April 6, 2006
Speaker: Jonathan Weitsman, UC Santa Cruz
Abstract:
We show how to construct measures on Banach manifolds associated to supersymmetric quantum field theories. These measures are
mathematically well-defined objects inspired by
the formal path integrals appearing in the physics literature on
quantum field theory. We give three concrete examples of our construction. The first example is a family $\mu_P^ {s,t}$
of measures on a space of functions on the two-torus, parametrized
by a polynomial $P$ (the Wess-Zumino-Landau-Ginzburg model).
The second is a family $\mu_\cG^{s,t}$ of measures on a space $\cG$
of maps from $\P^1$ to a Lie group
(the Wess-Zumino-Novikov-Witten model). Finally we study
a family $\mu_{M,G}^{s,t}$ of measures on the product of a space
of connections on the trivial principal bundle with structure group
$G$ on a three-dimensional manifold $M$ with a space of $\fg$-valued three-forms on $M.$
We show that these measures are positive, and that the measures $\mu_\cG^{s,t}$ are Borel probability measures.
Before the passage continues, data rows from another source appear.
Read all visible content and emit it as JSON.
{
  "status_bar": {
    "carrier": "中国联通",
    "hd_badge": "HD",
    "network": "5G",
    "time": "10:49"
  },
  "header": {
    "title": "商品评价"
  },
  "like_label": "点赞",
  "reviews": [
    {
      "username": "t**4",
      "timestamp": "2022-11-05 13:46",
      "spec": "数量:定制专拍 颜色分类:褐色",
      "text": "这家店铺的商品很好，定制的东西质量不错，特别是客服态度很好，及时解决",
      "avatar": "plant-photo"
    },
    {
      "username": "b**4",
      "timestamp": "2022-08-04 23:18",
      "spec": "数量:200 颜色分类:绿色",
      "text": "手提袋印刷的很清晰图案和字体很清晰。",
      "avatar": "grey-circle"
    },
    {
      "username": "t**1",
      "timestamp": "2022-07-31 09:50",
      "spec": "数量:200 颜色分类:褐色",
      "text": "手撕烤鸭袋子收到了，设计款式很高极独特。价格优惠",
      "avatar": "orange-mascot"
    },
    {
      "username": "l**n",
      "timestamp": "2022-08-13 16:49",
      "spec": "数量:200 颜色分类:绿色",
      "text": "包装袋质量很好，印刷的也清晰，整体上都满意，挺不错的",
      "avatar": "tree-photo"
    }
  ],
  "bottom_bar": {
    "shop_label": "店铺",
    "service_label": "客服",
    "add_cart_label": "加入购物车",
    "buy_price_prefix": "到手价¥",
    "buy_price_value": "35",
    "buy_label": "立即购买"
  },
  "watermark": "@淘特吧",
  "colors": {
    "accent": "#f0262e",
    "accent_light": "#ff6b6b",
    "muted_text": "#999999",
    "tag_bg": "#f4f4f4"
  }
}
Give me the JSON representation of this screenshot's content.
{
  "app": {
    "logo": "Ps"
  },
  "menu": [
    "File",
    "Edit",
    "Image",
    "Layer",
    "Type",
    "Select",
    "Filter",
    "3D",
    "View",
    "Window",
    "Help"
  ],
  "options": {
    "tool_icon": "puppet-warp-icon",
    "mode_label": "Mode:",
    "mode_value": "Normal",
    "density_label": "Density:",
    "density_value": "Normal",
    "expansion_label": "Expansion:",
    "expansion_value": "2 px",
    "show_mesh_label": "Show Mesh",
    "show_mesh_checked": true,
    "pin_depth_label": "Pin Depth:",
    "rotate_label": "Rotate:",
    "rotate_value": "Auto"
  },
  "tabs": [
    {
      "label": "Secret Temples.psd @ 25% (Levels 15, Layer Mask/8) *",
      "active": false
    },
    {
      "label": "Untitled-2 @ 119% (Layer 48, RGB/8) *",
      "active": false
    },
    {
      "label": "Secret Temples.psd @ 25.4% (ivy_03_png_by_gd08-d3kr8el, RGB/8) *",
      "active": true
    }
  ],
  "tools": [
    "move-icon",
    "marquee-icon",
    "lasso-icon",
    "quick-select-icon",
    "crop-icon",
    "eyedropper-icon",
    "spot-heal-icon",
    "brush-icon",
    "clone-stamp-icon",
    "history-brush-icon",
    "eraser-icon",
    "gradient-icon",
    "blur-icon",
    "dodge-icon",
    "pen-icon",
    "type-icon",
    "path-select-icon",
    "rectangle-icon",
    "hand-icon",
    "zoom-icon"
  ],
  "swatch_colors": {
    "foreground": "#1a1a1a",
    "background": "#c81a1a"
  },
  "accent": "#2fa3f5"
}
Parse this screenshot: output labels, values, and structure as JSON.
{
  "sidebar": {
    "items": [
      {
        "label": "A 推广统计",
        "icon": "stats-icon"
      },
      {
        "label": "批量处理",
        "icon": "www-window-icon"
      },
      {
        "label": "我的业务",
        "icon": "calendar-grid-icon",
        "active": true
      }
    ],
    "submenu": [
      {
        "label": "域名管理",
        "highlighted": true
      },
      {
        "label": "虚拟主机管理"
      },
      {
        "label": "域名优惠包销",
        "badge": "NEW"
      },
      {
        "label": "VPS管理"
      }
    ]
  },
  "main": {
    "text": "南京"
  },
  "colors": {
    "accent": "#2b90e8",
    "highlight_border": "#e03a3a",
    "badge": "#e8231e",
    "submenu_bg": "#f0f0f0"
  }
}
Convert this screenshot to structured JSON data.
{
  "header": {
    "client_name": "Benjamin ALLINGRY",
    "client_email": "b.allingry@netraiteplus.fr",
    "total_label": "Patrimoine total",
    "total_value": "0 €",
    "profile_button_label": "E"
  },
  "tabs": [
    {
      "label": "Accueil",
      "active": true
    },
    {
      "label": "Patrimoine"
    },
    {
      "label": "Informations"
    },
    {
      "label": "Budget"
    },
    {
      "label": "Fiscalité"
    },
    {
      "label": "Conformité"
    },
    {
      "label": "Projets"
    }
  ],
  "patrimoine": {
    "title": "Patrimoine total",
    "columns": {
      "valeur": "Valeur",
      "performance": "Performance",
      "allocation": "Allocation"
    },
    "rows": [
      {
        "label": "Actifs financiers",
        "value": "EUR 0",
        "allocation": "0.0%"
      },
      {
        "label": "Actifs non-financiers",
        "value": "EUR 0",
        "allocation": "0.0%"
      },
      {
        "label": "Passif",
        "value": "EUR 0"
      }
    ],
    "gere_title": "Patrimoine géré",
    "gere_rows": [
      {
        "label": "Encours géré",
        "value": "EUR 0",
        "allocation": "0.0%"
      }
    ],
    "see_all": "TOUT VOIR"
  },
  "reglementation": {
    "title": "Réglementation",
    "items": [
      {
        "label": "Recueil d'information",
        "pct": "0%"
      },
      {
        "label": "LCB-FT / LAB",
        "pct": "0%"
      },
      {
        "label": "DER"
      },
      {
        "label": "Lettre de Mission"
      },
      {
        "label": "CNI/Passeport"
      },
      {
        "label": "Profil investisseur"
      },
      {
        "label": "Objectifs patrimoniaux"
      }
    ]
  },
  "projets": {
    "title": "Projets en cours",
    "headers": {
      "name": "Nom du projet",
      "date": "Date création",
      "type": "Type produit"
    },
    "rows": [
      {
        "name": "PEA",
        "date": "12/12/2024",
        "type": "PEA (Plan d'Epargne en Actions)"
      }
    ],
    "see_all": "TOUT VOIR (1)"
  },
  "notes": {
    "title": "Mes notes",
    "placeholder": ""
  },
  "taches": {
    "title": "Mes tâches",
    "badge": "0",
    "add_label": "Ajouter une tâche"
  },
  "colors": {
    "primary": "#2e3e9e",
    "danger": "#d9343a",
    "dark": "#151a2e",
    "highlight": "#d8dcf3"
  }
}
As an application we
show that formulas arising from expectations in the measures
$\mu_\cG^{s,1}$ reproduce formulas discovered by Frenkel and Zhu in
the theory of vertex operator algebras. We conjecture that a similar
computation for the measures $\mu_{M,SU(2)}^{s,t}$ where $M$ is a
homology three-sphere, will yield the Casson invariant of $M.$